Long-lasting illness are instead characterized by their enduring nature: people have to live with them for many years (when not for their entire life), and have to face complex management and treatment plans while dealing with psychological effects of disability, loss of autonomy and changes in daily routines.
The medicine is capable of saving lives in many pathological conditions, but it is not yet able to cure some of these pathologies.
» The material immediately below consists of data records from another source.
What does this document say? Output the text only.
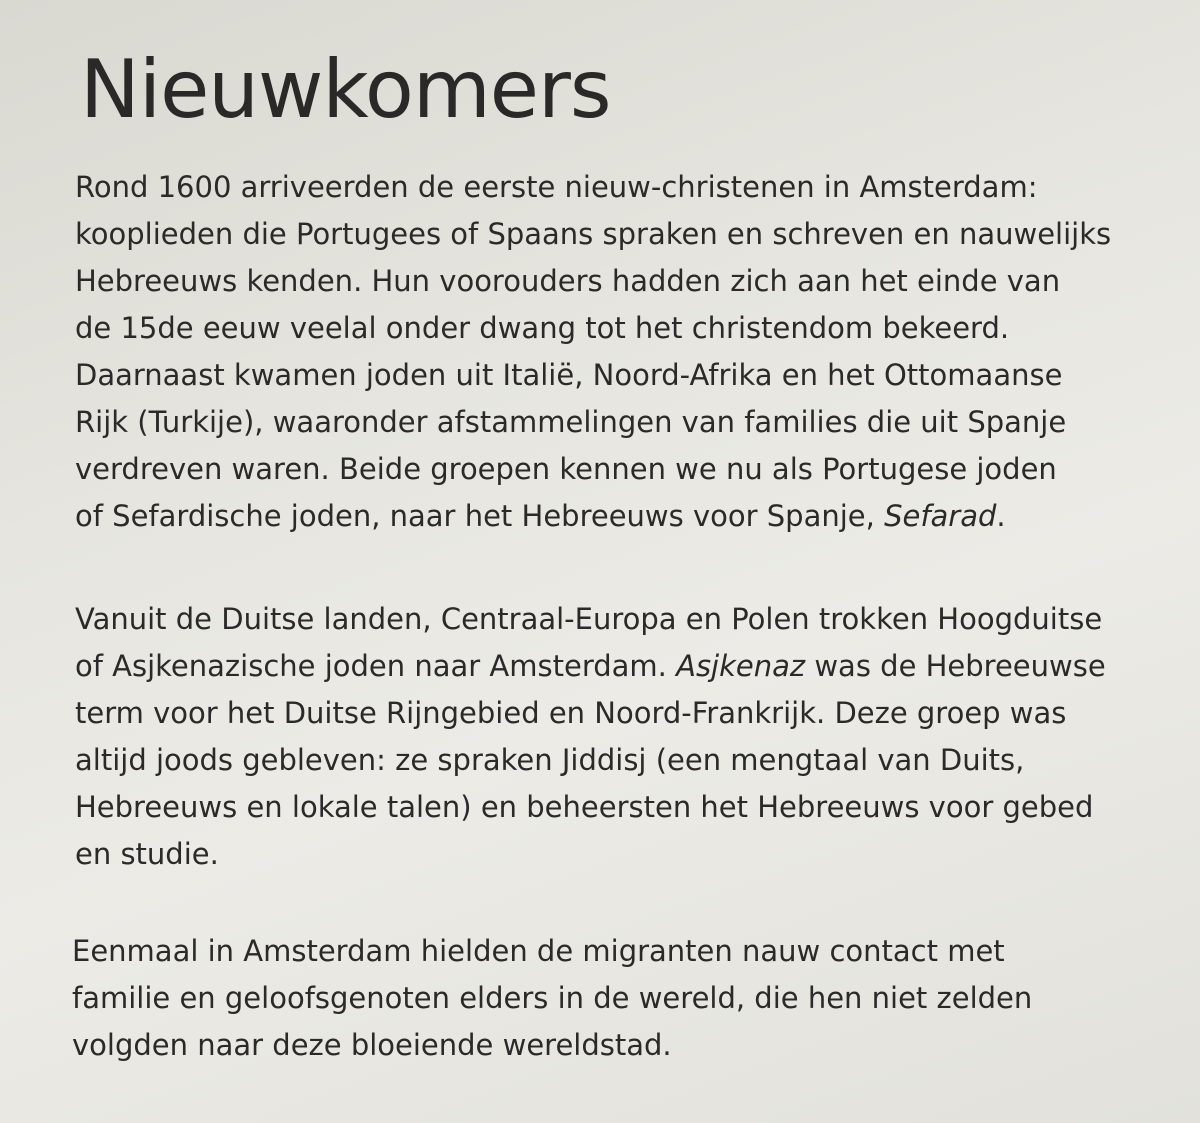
Nieuwkomers

Rond 1600 arriveerden de eerste nieuw-christenen in Amsterdam:
kooplieden die Portugees of Spaans spraken en schreven en nauwelijks
Hebreeuws kenden. Hun voorouders hadden zich aan het einde van
de 15de eeuw veelal onder dwang tot het christendom bekeerd.
Daarnaast kwamen joden uit Italië, Noord-Afrika en het Ottomaanse
Rijk (Turkije), waaronder afstammelingen van families die uit Spanje
verdreven waren. Beide groepen kennen we nu als Portugese joden
of Sefardische joden, naar het Hebreeuws voor Spanje, Sefarad.

Vanuit de Duitse landen, Centraal-Europa en Polen trokken Hoogduitse
of Asjkenazische joden naar Amsterdam. Asjkenaz was de Hebreeuwse
term voor het Duitse Rijngebied en Noord-Frankrijk. Deze groep was
altijd joods gebleven: ze spraken Jiddisj (een mengtaal van Duits,
Hebreeuws en lokale talen) en beheersten het Hebreeuws voor gebed
en studie.

Eenmaal in Amsterdam hielden de migranten nauw contact met
familie en geloofsgenoten elders in de wereld, die hen niet zelden
volgden naar deze bloeiende wereldstad.
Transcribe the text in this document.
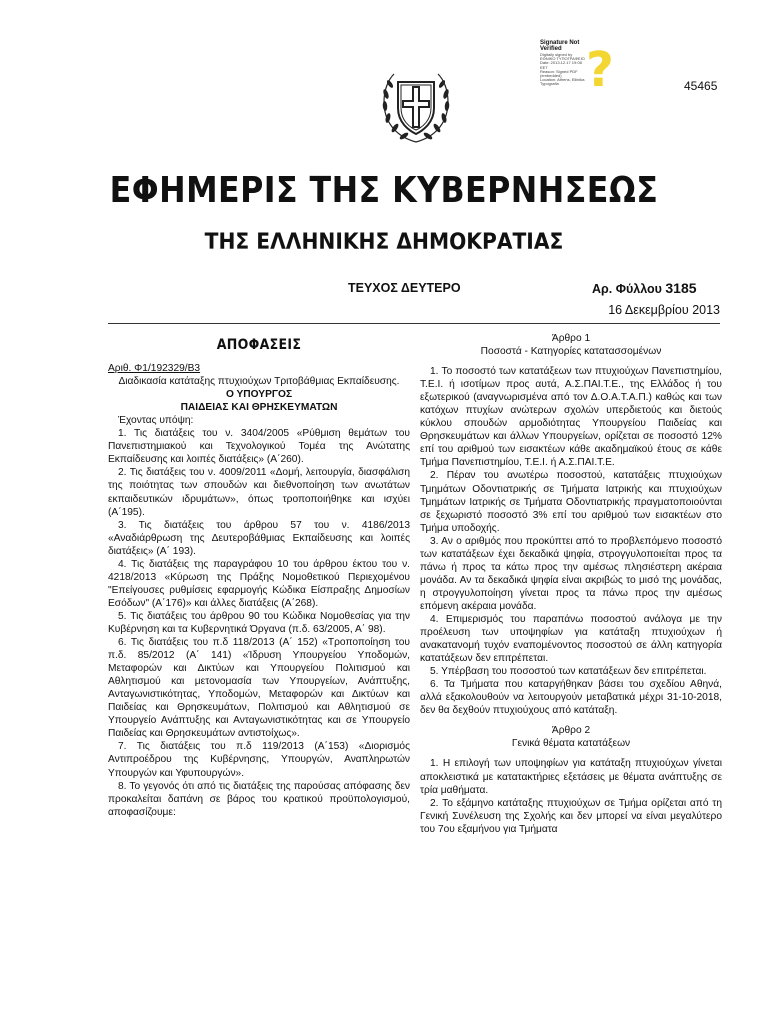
?
Signature Not
Verified
Digitally signed by
EΘΝΙΚΟ ΤΥΠΟΓΡΑΦΕΙΟ
Date: 2013.12.17 19:08
EET
Reason: Signed PDF
(embedded)
Location: Athens, Ellinika
Typografia	45465
ΕΦΗΜΕΡΙΣ ΤΗΣ ΚΥΒΕΡΝΗΣΕΩΣ
ΤΗΣ ΕΛΛΗΝΙΚΗΣ ΔΗΜΟΚΡΑΤΙΑΣ
ΤΕΥΧΟΣ ΔΕΥΤΕΡΟ	Αρ. Φύλλου 3185
16 Δεκεμβρίου 2013
ΑΠΟΦΑΣΕΙΣ

Αριθ. Φ1/192329/Β3

Διαδικασία κατάταξης πτυχιούχων Τριτοβάθμιας Εκπαίδευσης.

Ο ΥΠΟΥΡΓΟΣ

ΠΑΙΔΕΙΑΣ ΚΑΙ ΘΡΗΣΚΕΥΜΑΤΩΝ

Έχοντας υπόψη:

1. Τις διατάξεις του ν. 3404/2005 «Ρύθμιση θεμάτων του Πανεπιστημιακού και Τεχνολογικού Τομέα της Ανώτατης Εκπαίδευσης και λοιπές διατάξεις» (Α΄260).

2. Τις διατάξεις του ν. 4009/2011 «Δομή, λειτουργία, διασφάλιση της ποιότητας των σπουδών και διεθνοποίηση των ανωτάτων εκπαιδευτικών ιδρυμάτων», όπως τροποποιήθηκε και ισχύει (Α΄195).

3. Τις διατάξεις του άρθρου 57 του ν. 4186/2013 «Αναδιάρθρωση της Δευτεροβάθμιας Εκπαίδευσης και λοιπές διατάξεις» (Α΄ 193).

4. Τις διατάξεις της παραγράφου 10 του άρθρου έκτου του ν. 4218/2013 «Κύρωση της Πράξης Νομοθετικού Περιεχομένου "Επείγουσες ρυθμίσεις εφαρμογής Κώδικα Είσπραξης Δημοσίων Εσόδων" (Α΄176)» και άλλες διατάξεις (Α΄268).

5. Τις διατάξεις του άρθρου 90 του Κώδικα Νομοθεσίας για την Κυβέρνηση και τα Κυβερνητικά Όργανα (π.δ. 63/2005, Α΄ 98).

6. Τις διατάξεις του π.δ 118/2013 (Α΄ 152) «Τροποποίηση του π.δ. 85/2012 (Α΄ 141) «Ίδρυση Υπουργείου Υποδομών, Μεταφορών και Δικτύων και Υπουργείου Πολιτισμού και Αθλητισμού και μετονομασία των Υπουργείων, Ανάπτυξης, Ανταγωνιστικότητας, Υποδομών, Μεταφορών και Δικτύων και Παιδείας και Θρησκευμάτων, Πολιτισμού και Αθλητισμού σε Υπουργείο Ανάπτυξης και Ανταγωνιστικότητας και σε Υπουργείο Παιδείας και Θρησκευμάτων αντιστοίχως».

7. Τις διατάξεις του π.δ 119/2013 (Α΄153) «Διορισμός Αντιπροέδρου της Κυβέρνησης, Υπουργών, Αναπληρωτών Υπουργών και Υφυπουργών».

8. Το γεγονός ότι από τις διατάξεις της παρούσας απόφασης δεν προκαλείται δαπάνη σε βάρος του κρατικού προϋπολογισμού, αποφασίζουμε:

Άρθρο 1

Ποσοστά - Κατηγορίες κατατασσομένων

1. Το ποσοστό των κατατάξεων των πτυχιούχων Πανεπιστημίου, Τ.Ε.Ι. ή ισοτίμων προς αυτά, Α.Σ.ΠΑΙ.Τ.Ε., της Ελλάδος ή του εξωτερικού (αναγνωρισμένα από τον Δ.Ο.Α.Τ.Α.Π.) καθώς και των κατόχων πτυχίων ανώτερων σχολών υπερδιετούς και διετούς κύκλου σπουδών αρμοδιότητας Υπουργείου Παιδείας και Θρησκευμάτων και άλλων Υπουργείων, ορίζεται σε ποσοστό 12% επί του αριθμού των εισακτέων κάθε ακαδημαϊκού έτους σε κάθε Τμήμα Πανεπιστημίου, Τ.Ε.Ι. ή Α.Σ.ΠΑΙ.Τ.Ε.

2. Πέραν του ανωτέρω ποσοστού, κατατάξεις πτυχιούχων Τμημάτων Οδοντιατρικής σε Τμήματα Ιατρικής και πτυχιούχων Τμημάτων Ιατρικής σε Τμήματα Οδοντιατρικής πραγματοποιούνται σε ξεχωριστό ποσοστό 3% επί του αριθμού των εισακτέων στο Τμήμα υποδοχής.

3. Αν ο αριθμός που προκύπτει από το προβλεπόμενο ποσοστό των κατατάξεων έχει δεκαδικά ψηφία, στρογγυλοποιείται προς τα πάνω ή προς τα κάτω προς την αμέσως πλησιέστερη ακέραια μονάδα. Αν τα δεκαδικά ψηφία είναι ακριβώς το μισό της μονάδας, η στρογγυλοποίηση γίνεται προς τα πάνω προς την αμέσως επόμενη ακέραια μονάδα.

4. Επιμερισμός του παραπάνω ποσοστού ανάλογα με την προέλευση των υποψηφίων για κατάταξη πτυχιούχων ή ανακατανομή τυχόν εναπομένοντος ποσοστού σε άλλη κατηγορία κατατάξεων δεν επιτρέπεται.

5. Υπέρβαση του ποσοστού των κατατάξεων δεν επιτρέπεται.

6. Τα Τμήματα που καταργήθηκαν βάσει του σχεδίου Αθηνά, αλλά εξακολουθούν να λειτουργούν μεταβατικά μέχρι 31-10-2018, δεν θα δεχθούν πτυχιούχους από κατάταξη.

Άρθρο 2

Γενικά θέματα κατατάξεων

1. Η επιλογή των υποψηφίων για κατάταξη πτυχιούχων γίνεται αποκλειστικά με κατατακτήριες εξετάσεις με θέματα ανάπτυξης σε τρία μαθήματα.

2. Το εξάμηνο κατάταξης πτυχιούχων σε Τμήμα ορίζεται από τη Γενική Συνέλευση της Σχολής και δεν μπορεί να είναι μεγαλύτερο του 7ου εξαμήνου για Τμήματα
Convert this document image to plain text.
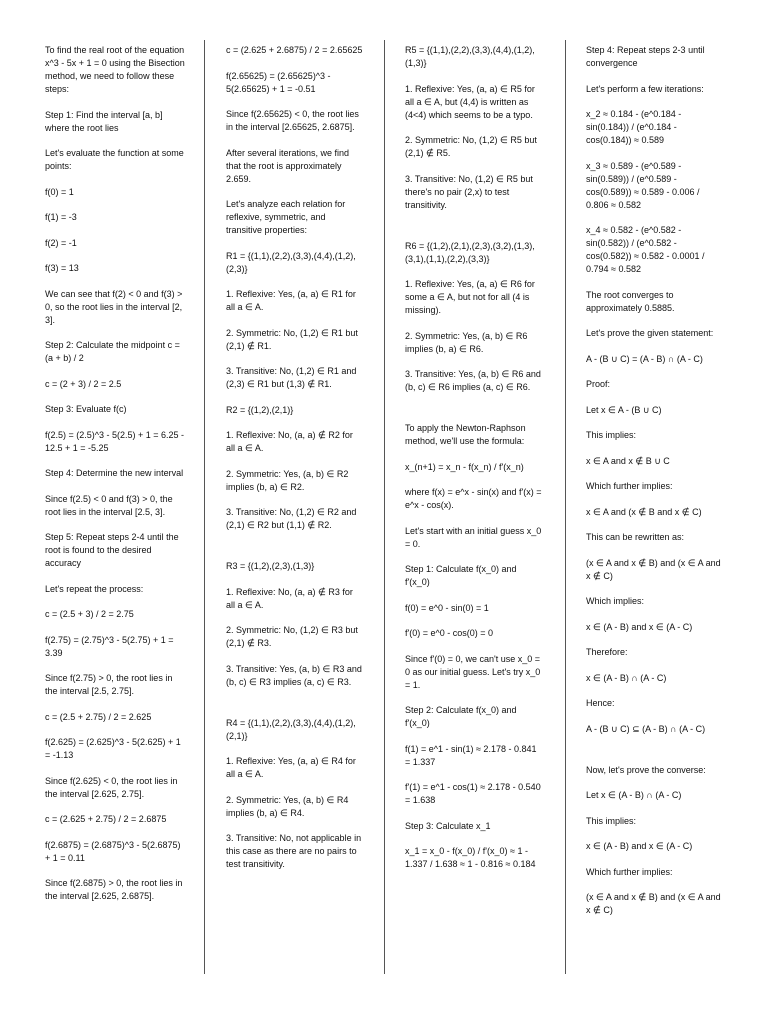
To find the real root of the equation x^3 - 5x + 1 = 0 using the Bisection method, we need to follow these steps:

Step 1: Find the interval [a, b] where the root lies

Let's evaluate the function at some points:

f(0) = 1

f(1) = -3

f(2) = -1

f(3) = 13

We can see that f(2) < 0 and f(3) > 0, so the root lies in the interval [2, 3].

Step 2: Calculate the midpoint c = (a + b) / 2

c = (2 + 3) / 2 = 2.5

Step 3: Evaluate f(c)

f(2.5) = (2.5)^3 - 5(2.5) + 1 = 6.25 - 12.5 + 1 = -5.25

Step 4: Determine the new interval

Since f(2.5) < 0 and f(3) > 0, the root lies in the interval [2.5, 3].

Step 5: Repeat steps 2-4 until the root is found to the desired accuracy

Let's repeat the process:

c = (2.5 + 3) / 2 = 2.75

f(2.75) = (2.75)^3 - 5(2.75) + 1 = 3.39

Since f(2.75) > 0, the root lies in the interval [2.5, 2.75].

c = (2.5 + 2.75) / 2 = 2.625

f(2.625) = (2.625)^3 - 5(2.625) + 1 = -1.13

Since f(2.625) < 0, the root lies in the interval [2.625, 2.75].

c = (2.625 + 2.75) / 2 = 2.6875

f(2.6875) = (2.6875)^3 - 5(2.6875) + 1 = 0.11

Since f(2.6875) > 0, the root lies in the interval [2.625, 2.6875].

c = (2.625 + 2.6875) / 2 = 2.65625

f(2.65625) = (2.65625)^3 - 5(2.65625) + 1 = -0.51

Since f(2.65625) < 0, the root lies in the interval [2.65625, 2.6875].

After several iterations, we find that the root is approximately 2.659.

Let's analyze each relation for reflexive, symmetric, and transitive properties:

R1 = {(1,1),(2,2),(3,3),(4,4),(1,2),(2,3)}

1. Reflexive: Yes, (a, a) ∈ R1 for all a ∈ A.

2. Symmetric: No, (1,2) ∈ R1 but (2,1) ∉ R1.

3. Transitive: No, (1,2) ∈ R1 and (2,3) ∈ R1 but (1,3) ∉ R1.

R2 = {(1,2),(2,1)}

1. Reflexive: No, (a, a) ∉ R2 for all a ∈ A.

2. Symmetric: Yes, (a, b) ∈ R2 implies (b, a) ∈ R2.

3. Transitive: No, (1,2) ∈ R2 and (2,1) ∈ R2 but (1,1) ∉ R2.

R3 = {(1,2),(2,3),(1,3)}

1. Reflexive: No, (a, a) ∉ R3 for all a ∈ A.

2. Symmetric: No, (1,2) ∈ R3 but (2,1) ∉ R3.

3. Transitive: Yes, (a, b) ∈ R3 and (b, c) ∈ R3 implies (a, c) ∈ R3.

R4 = {(1,1),(2,2),(3,3),(4,4),(1,2),(2,1)}

1. Reflexive: Yes, (a, a) ∈ R4 for all a ∈ A.

2. Symmetric: Yes, (a, b) ∈ R4 implies (b, a) ∈ R4.

3. Transitive: No, not applicable in this case as there are no pairs to test transitivity.

R5 = {(1,1),(2,2),(3,3),(4,4),(1,2),(1,3)}

1. Reflexive: Yes, (a, a) ∈ R5 for all a ∈ A, but (4,4) is written as (4<4) which seems to be a typo.

2. Symmetric: No, (1,2) ∈ R5 but (2,1) ∉ R5.

3. Transitive: No, (1,2) ∈ R5 but there's no pair (2,x) to test transitivity.

R6 = {(1,2),(2,1),(2,3),(3,2),(1,3),(3,1),(1,1),(2,2),(3,3)}

1. Reflexive: Yes, (a, a) ∈ R6 for some a ∈ A, but not for all (4 is missing).

2. Symmetric: Yes, (a, b) ∈ R6 implies (b, a) ∈ R6.

3. Transitive: Yes, (a, b) ∈ R6 and (b, c) ∈ R6 implies (a, c) ∈ R6.

To apply the Newton-Raphson method, we'll use the formula:

x_(n+1) = x_n - f(x_n) / f'(x_n)

where f(x) = e^x - sin(x) and f'(x) = e^x - cos(x).

Let's start with an initial guess x_0 = 0.

Step 1: Calculate f(x_0) and f'(x_0)

f(0) = e^0 - sin(0) = 1

f'(0) = e^0 - cos(0) = 0

Since f'(0) = 0, we can't use x_0 = 0 as our initial guess. Let's try x_0 = 1.

Step 2: Calculate f(x_0) and f'(x_0)

f(1) = e^1 - sin(1) ≈ 2.178 - 0.841 = 1.337

f'(1) = e^1 - cos(1) ≈ 2.178 - 0.540 = 1.638

Step 3: Calculate x_1

x_1 = x_0 - f(x_0) / f'(x_0) ≈ 1 - 1.337 / 1.638 ≈ 1 - 0.816 ≈ 0.184

Step 4: Repeat steps 2-3 until convergence

Let's perform a few iterations:

x_2 ≈ 0.184 - (e^0.184 - sin(0.184)) / (e^0.184 - cos(0.184)) ≈ 0.589

x_3 ≈ 0.589 - (e^0.589 - sin(0.589)) / (e^0.589 - cos(0.589)) ≈ 0.589 - 0.006 / 0.806 ≈ 0.582

x_4 ≈ 0.582 - (e^0.582 - sin(0.582)) / (e^0.582 - cos(0.582)) ≈ 0.582 - 0.0001 / 0.794 ≈ 0.582

The root converges to approximately 0.5885.

Let's prove the given statement:

A - (B ∪ C) = (A - B) ∩ (A - C)

Proof:

Let x ∈ A - (B ∪ C)

This implies:

x ∈ A and x ∉ B ∪ C

Which further implies:

x ∈ A and (x ∉ B and x ∉ C)

This can be rewritten as:

(x ∈ A and x ∉ B) and (x ∈ A and x ∉ C)

Which implies:

x ∈ (A - B) and x ∈ (A - C)

Therefore:

x ∈ (A - B) ∩ (A - C)

Hence:

A - (B ∪ C) ⊆ (A - B) ∩ (A - C)

Now, let's prove the converse:

Let x ∈ (A - B) ∩ (A - C)

This implies:

x ∈ (A - B) and x ∈ (A - C)

Which further implies:

(x ∈ A and x ∉ B) and (x ∈ A and x ∉ C)
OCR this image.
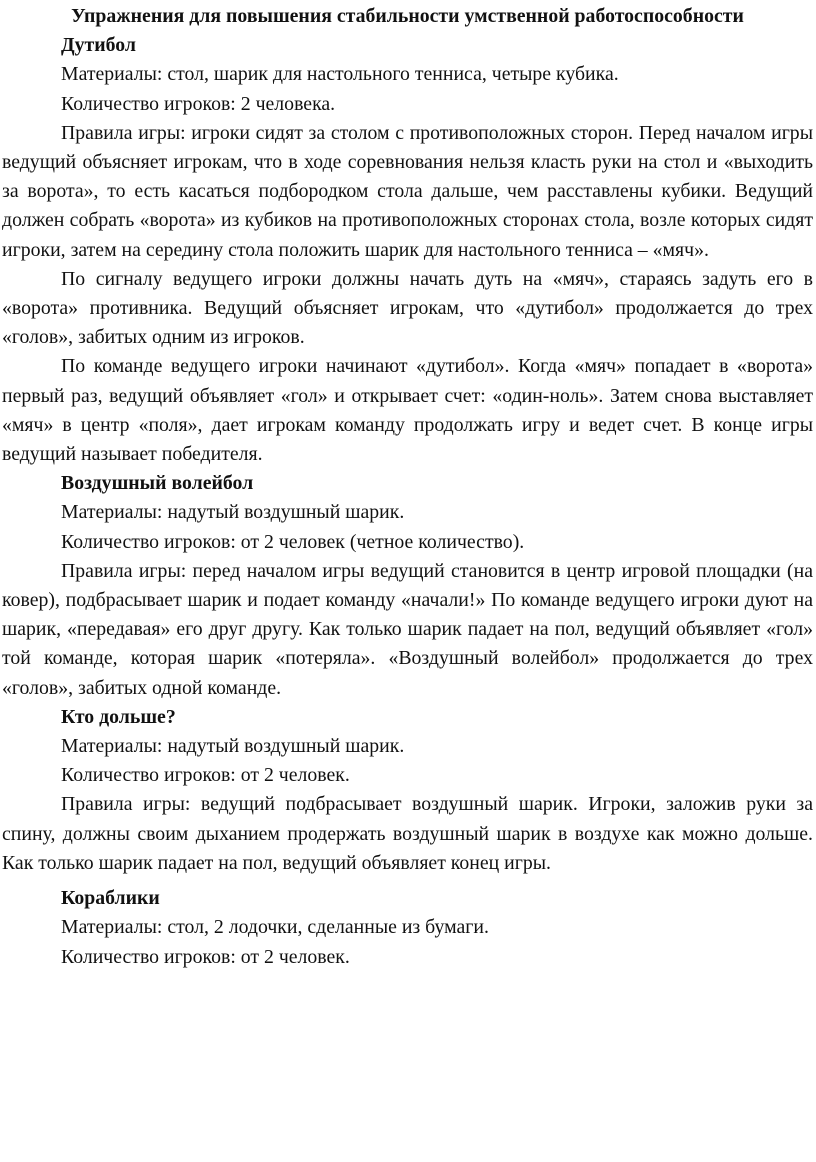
Упражнения для повышения стабильности умственной работоспособности

Дутибол

Материалы: стол, шарик для настольного тенниса, четыре кубика.

Количество игроков: 2 человека.

Правила игры: игроки сидят за столом с противоположных сторон. Перед началом игры ведущий объясняет игрокам, что в ходе соревнования нельзя класть руки на стол и «выходить за ворота», то есть касаться подбородком стола дальше, чем расставлены кубики. Ведущий должен собрать «ворота» из кубиков на противоположных сторонах стола, возле которых сидят игроки, затем на середину стола положить шарик для настольного тенниса – «мяч».

По сигналу ведущего игроки должны начать дуть на «мяч», стараясь задуть его в «ворота» противника. Ведущий объясняет игрокам, что «дутибол» продолжается до трех «голов», забитых одним из игроков.

По команде ведущего игроки начинают «дутибол». Когда «мяч» попадает в «ворота» первый раз, ведущий объявляет «гол» и открывает счет: «один-ноль». Затем снова выставляет «мяч» в центр «поля», дает игрокам команду продолжать игру и ведет счет. В конце игры ведущий называет победителя.

Воздушный волейбол

Материалы: надутый воздушный шарик.

Количество игроков: от 2 человек (четное количество).

Правила игры: перед началом игры ведущий становится в центр игровой площадки (на ковер), подбрасывает шарик и подает команду «начали!» По команде ведущего игроки дуют на шарик, «передавая» его друг другу. Как только шарик падает на пол, ведущий объявляет «гол» той команде, которая шарик «потеряла». «Воздушный волейбол» продолжается до трех «голов», забитых одной команде.

Кто дольше?

Материалы: надутый воздушный шарик.

Количество игроков: от 2 человек.

Правила игры: ведущий подбрасывает воздушный шарик. Игроки, заложив руки за спину, должны своим дыханием продержать воздушный шарик в воздухе как можно дольше. Как только шарик падает на пол, ведущий объявляет конец игры.

Кораблики

Материалы: стол, 2 лодочки, сделанные из бумаги.

Количество игроков: от 2 человек.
The enormous increase in survival rates in oncological illness today generates an increase in people who face chronic conditions.
These conditions are given both by living with a tumor in the cure or remission phase, and by living with cancer which, thanks to modern treatments, may have turned into a “chronic condition” to live with, taking drugs, undergoing regular checks.
Key Terms in this Chapter
Illness: The psychological and subjective dimension of a medical disease.
Noncommunicable Diseases: Diseases not directly transmissible from one person to another. World Health Organization include among them cancer, diabetes, cardiovascular diseases and chronic respiratory disorders.
Clinical Health Psychology: A discipline resulted from the clinical perspective applied to health psychology; it highlights the role of sensemaking process in the health promotion and in the psychological adjustment to illness.
Biographical Disruption: The threat to self-identity caused by a chronic disease due to the fact that it often impairs social, cultural, and relational experience of the ill person.
Narrative Reconstruction: The process by which people, through narrating their critical experiences, can give them meaning and integrate them in the sense of self.
Psychological Adjustment: The process by which people adapt themselves to psychic challenges and/or environmental changes.
Narrative Functions: The psychological tasks that narrative process allow the narrator to perform. Some narrative functions are search for meaning, organization of temporality, emotional regulation, and orientation to action.
Critical Experience: A non-normative experience – for example the onset of a serious illness – that questions a person’s basic assumptions, goals, and values, breaking his/her sense of continuity. It requires sensemaking process in order to be integrated and understood.